14.9 Colors for Faces
Faces can have various foreground and background colors. When you specify a color for a face—for instance, when customizing the face (see Customizing Faces)—you can use either a color name or an RGB triplet.
14.9.1 Color Names
A color name is a pre-defined name, such as ‘ dark orange
’ or
‘ medium sea green
’. To view a list of color names, type M-x list-colors-display
. To control the order in which colors are shown,
customize list-colors-sort
. If you run this command on a
graphical display, it shows the full range of color names known to
Emacs (these are the standard X11 color names, defined in X’s
rgb.txt
file). If you run the command on a text terminal, it
shows only a small subset of colors that can be safely displayed on
such terminals.
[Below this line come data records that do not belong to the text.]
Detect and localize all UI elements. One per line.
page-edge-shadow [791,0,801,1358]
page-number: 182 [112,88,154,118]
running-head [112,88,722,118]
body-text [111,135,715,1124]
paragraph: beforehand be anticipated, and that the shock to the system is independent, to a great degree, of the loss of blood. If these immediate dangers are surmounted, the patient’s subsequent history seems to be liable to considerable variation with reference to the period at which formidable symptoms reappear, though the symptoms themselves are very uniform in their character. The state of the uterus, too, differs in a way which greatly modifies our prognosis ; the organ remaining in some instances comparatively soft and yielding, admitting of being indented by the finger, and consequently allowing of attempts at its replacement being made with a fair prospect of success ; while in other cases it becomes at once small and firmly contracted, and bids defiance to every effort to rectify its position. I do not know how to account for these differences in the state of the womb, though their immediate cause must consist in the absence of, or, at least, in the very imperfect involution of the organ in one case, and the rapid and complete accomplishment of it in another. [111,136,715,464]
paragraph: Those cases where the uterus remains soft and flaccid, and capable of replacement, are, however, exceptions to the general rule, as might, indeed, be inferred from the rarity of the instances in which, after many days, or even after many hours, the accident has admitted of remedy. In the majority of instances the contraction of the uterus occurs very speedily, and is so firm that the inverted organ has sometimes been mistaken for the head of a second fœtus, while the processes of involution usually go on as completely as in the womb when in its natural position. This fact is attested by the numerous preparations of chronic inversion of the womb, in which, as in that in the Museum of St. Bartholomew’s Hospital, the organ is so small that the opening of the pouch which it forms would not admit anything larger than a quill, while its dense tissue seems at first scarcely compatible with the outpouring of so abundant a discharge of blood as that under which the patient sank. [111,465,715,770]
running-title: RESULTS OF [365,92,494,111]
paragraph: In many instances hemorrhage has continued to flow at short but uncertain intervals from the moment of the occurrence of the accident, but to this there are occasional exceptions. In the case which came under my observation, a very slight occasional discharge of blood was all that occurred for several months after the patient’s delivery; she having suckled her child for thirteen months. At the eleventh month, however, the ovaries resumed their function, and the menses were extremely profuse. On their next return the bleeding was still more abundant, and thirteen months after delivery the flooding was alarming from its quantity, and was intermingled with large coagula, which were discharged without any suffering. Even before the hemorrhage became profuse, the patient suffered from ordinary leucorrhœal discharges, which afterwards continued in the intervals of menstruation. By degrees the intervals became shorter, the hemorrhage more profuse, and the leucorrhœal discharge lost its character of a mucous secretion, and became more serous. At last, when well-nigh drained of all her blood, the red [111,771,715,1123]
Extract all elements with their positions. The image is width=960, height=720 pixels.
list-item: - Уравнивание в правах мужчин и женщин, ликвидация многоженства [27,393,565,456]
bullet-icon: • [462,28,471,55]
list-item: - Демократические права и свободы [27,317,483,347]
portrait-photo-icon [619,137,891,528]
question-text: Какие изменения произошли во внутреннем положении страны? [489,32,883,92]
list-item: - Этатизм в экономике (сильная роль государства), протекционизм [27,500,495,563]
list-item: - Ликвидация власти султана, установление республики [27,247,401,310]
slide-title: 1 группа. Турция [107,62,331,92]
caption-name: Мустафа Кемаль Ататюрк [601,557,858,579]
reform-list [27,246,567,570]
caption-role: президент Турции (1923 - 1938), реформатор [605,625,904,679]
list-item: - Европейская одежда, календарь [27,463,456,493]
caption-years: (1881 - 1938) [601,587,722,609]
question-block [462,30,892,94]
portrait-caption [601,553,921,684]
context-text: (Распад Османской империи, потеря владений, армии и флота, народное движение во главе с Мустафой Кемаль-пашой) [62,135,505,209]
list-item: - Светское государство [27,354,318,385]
However, Emacs understands X11 color names even on
text terminals; if a face is given a color specified by an X11 color
name, it is displayed using the closest-matching terminal color.
14.9.2 RGB Triplets
An RGB triplet is a string of the form ‘ #RRGGBB
’. Each of the
primary color components is represented by a hexadecimal number
between ‘ 00
’ (intensity 0) and ‘ FF
’ (the maximum intensity).
It is also possible to use one, three, or four hex digits for each
component, so ‘ red
’ can be represented as ‘ #F00
’,
‘ #fff000000
’, or ‘ #ffff00000000
’. The components must have
the same number of digits. For hexadecimal values A to F, either
upper or lower case are acceptable.
The M-x list-colors-display
command also shows the equivalent
RGB triplet for each named color. For instance, ‘ medium sea green
’ is equivalent to ‘ #3CB371
’.
You can change the foreground and background colors of a face with
M-x set-face-foreground
and M-x set-face-background
.
These commands prompt in the minibuffer for a face name and a color,
with completion, and then set that face to use the specified color.
They affect the face colors on all frames, but their effects do not
persist for future Emacs sessions, unlike using the customization
buffer or X resources. You can also use frame parameters to set
foreground and background colors for a specific frame; See Frame Parameters.